Scenario	Recommended Mode	Reason
High-frequency CDC from OLTP database	MOR (equality deletes)	Write throughput > read latency
Low-update reporting or audit table	COW	Reads dominate, writes are infrequent
Real-time dashboard fed by streaming	MOR + regular compaction	Fresh writes, compaction keeps reads fast
Batch ETL with large `MERGE INTO`	COW or MOR depends on update rate	Batch rewrites tolerate COW cost
Mixed read/write with SLA on both	MOR on write branch, COW on main	Ingestion branches decouple the two

The compaction budget matters. MOR tables with no compaction schedule will degrade. If you cannot commit to running compaction regularly, COW is the safer default for tables where read performance is observable by end users.

Update rate is the other axis. Tables that receive more than a few percent of rows updated per hour tip toward MOR. Tables that are mostly appended with occasional corrections can afford COW.

FAQ

Does Iceberg's choice of delete mode affect query engines like Trino or Spark?

Yes. Both engines support reading positional and equality delete files, but equality delete handling can be slower because the engine must join the delete file against every scanned data file by column value rather than skipping by position. Positional deletes are faster to apply at read time. If you control both the writer and the reader, prefer positional deletes for MOR tables when your writer can track row positions.

Can I change the delete mode on an existing table?

You can alter the table properties at any time.
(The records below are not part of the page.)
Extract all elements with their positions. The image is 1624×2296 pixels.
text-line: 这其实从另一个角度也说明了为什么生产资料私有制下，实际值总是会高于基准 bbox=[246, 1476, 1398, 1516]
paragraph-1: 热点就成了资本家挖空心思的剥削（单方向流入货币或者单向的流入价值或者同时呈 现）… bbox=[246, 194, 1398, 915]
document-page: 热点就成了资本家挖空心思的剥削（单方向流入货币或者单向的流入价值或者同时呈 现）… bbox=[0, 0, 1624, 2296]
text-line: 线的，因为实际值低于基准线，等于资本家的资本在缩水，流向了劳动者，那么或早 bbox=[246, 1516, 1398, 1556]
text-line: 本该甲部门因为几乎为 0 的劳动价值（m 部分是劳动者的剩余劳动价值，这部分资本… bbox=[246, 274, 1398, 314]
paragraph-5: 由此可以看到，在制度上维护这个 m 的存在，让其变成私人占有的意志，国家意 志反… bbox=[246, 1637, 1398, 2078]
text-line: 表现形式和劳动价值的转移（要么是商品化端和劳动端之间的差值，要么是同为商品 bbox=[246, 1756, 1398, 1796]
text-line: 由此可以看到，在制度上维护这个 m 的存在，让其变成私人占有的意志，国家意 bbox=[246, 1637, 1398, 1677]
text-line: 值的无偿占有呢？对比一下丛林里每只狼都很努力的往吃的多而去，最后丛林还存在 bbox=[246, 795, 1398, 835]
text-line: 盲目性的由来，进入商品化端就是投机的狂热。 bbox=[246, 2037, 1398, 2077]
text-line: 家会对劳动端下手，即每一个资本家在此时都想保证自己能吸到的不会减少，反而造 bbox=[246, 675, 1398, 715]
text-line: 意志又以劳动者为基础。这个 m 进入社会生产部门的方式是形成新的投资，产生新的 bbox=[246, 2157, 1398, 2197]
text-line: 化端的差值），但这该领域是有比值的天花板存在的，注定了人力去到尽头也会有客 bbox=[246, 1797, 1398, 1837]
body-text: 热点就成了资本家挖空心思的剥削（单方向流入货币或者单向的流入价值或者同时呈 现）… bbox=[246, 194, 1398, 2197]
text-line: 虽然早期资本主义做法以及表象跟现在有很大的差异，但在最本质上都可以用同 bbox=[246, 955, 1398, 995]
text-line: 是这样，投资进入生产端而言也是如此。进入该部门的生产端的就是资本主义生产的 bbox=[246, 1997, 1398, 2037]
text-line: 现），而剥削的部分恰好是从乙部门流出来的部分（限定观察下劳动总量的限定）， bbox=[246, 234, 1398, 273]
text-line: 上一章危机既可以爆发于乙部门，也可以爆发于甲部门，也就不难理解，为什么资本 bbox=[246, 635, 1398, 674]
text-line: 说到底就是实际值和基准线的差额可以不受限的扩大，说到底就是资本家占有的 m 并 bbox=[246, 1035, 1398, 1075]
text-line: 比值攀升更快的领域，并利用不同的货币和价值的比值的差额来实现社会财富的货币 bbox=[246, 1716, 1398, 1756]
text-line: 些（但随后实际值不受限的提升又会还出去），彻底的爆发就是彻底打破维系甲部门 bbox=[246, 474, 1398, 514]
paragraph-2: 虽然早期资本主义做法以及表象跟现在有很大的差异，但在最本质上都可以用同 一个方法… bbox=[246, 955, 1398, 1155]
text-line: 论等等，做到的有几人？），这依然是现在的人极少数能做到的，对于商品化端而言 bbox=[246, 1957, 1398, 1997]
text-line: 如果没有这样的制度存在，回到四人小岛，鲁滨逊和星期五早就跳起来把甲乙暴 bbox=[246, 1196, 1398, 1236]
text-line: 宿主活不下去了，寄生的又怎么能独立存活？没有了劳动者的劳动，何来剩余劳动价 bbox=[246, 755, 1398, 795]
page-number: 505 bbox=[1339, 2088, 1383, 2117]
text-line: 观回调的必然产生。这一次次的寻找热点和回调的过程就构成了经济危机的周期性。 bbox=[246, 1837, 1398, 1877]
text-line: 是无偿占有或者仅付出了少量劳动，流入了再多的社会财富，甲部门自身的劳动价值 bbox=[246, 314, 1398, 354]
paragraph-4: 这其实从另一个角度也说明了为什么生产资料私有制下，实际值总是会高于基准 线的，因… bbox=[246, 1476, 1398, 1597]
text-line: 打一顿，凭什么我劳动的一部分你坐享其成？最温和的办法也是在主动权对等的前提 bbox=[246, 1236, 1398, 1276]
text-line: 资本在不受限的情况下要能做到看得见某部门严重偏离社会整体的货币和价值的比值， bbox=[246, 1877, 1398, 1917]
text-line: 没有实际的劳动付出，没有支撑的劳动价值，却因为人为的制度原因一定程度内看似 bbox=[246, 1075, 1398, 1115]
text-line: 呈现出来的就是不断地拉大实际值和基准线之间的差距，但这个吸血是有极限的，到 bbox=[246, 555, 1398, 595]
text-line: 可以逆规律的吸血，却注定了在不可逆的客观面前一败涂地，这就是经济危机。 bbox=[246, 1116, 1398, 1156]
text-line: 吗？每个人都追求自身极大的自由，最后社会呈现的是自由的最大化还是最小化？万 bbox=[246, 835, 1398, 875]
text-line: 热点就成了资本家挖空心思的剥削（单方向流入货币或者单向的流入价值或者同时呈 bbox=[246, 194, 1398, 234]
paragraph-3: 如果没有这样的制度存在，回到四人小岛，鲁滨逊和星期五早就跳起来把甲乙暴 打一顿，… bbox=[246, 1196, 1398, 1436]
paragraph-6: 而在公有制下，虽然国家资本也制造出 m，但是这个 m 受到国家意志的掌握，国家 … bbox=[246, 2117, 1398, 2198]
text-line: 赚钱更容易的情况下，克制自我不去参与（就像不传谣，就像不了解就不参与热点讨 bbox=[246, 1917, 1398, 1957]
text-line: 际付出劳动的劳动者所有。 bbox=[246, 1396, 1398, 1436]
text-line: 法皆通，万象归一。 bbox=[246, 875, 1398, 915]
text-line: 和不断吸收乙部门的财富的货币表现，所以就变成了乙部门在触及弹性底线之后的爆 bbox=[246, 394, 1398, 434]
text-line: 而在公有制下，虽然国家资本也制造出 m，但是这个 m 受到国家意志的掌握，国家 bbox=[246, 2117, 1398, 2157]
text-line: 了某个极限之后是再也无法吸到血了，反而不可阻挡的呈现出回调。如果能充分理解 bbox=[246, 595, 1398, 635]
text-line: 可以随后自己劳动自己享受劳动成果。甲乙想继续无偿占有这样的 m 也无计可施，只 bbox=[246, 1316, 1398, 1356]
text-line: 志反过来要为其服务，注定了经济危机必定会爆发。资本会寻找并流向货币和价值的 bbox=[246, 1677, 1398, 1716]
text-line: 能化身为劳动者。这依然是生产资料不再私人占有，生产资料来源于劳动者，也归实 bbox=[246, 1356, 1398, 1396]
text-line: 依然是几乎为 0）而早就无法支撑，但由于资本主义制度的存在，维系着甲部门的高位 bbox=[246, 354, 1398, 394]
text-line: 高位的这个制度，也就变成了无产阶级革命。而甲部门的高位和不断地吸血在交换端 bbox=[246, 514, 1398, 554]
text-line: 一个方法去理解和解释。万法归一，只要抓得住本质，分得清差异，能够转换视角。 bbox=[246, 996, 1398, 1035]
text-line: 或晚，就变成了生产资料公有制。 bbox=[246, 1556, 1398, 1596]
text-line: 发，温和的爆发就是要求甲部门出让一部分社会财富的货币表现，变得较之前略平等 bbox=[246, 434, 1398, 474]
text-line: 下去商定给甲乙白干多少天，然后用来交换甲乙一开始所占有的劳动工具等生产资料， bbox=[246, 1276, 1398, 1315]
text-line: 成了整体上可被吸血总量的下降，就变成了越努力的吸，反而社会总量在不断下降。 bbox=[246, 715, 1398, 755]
The change applies to new writes only. Data files and delete files already written remain as-is. A table in the middle of a COW-to-MOR transition will have a mix of clean data files and new delete files until the next compaction rewrites everything.

What happens if compaction never runs on a MOR table?

Delete file count grows with every update. Readers must merge more files on every scan. Eventually, the query engine's open-file limits or memory limits constrain the scan, and query latency climbs. Storage costs also grow because delete files are not removed until a snapshot expiration job runs after compaction.

How does MOR interact with Iceberg's partition pruning?

Data file pruning still works normally. Iceberg skips data files whose partition values do not overlap the query predicate. However, delete files scoped to a partition range must still be loaded and applied to every matching data file. This means partition pruning reduces the number of base files scanned but does not always reduce the number of delete files loaded.

Is there a performance difference between equality deletes and positional deletes for streaming CDC?

Equality deletes are almost always used in streaming CDC because the writer (Flink, RisingWave, or similar) does not track internal row positions in Iceberg data files at write time. Positional deletes require knowledge of the exact (file path, row index) of the target row, which is only available when the writer does a read-before-write to locate the row first. The extra read-before-write is expensive at high ingestion rates, which is why equality deletes dominate in streaming CDC workloads despite their higher read cost.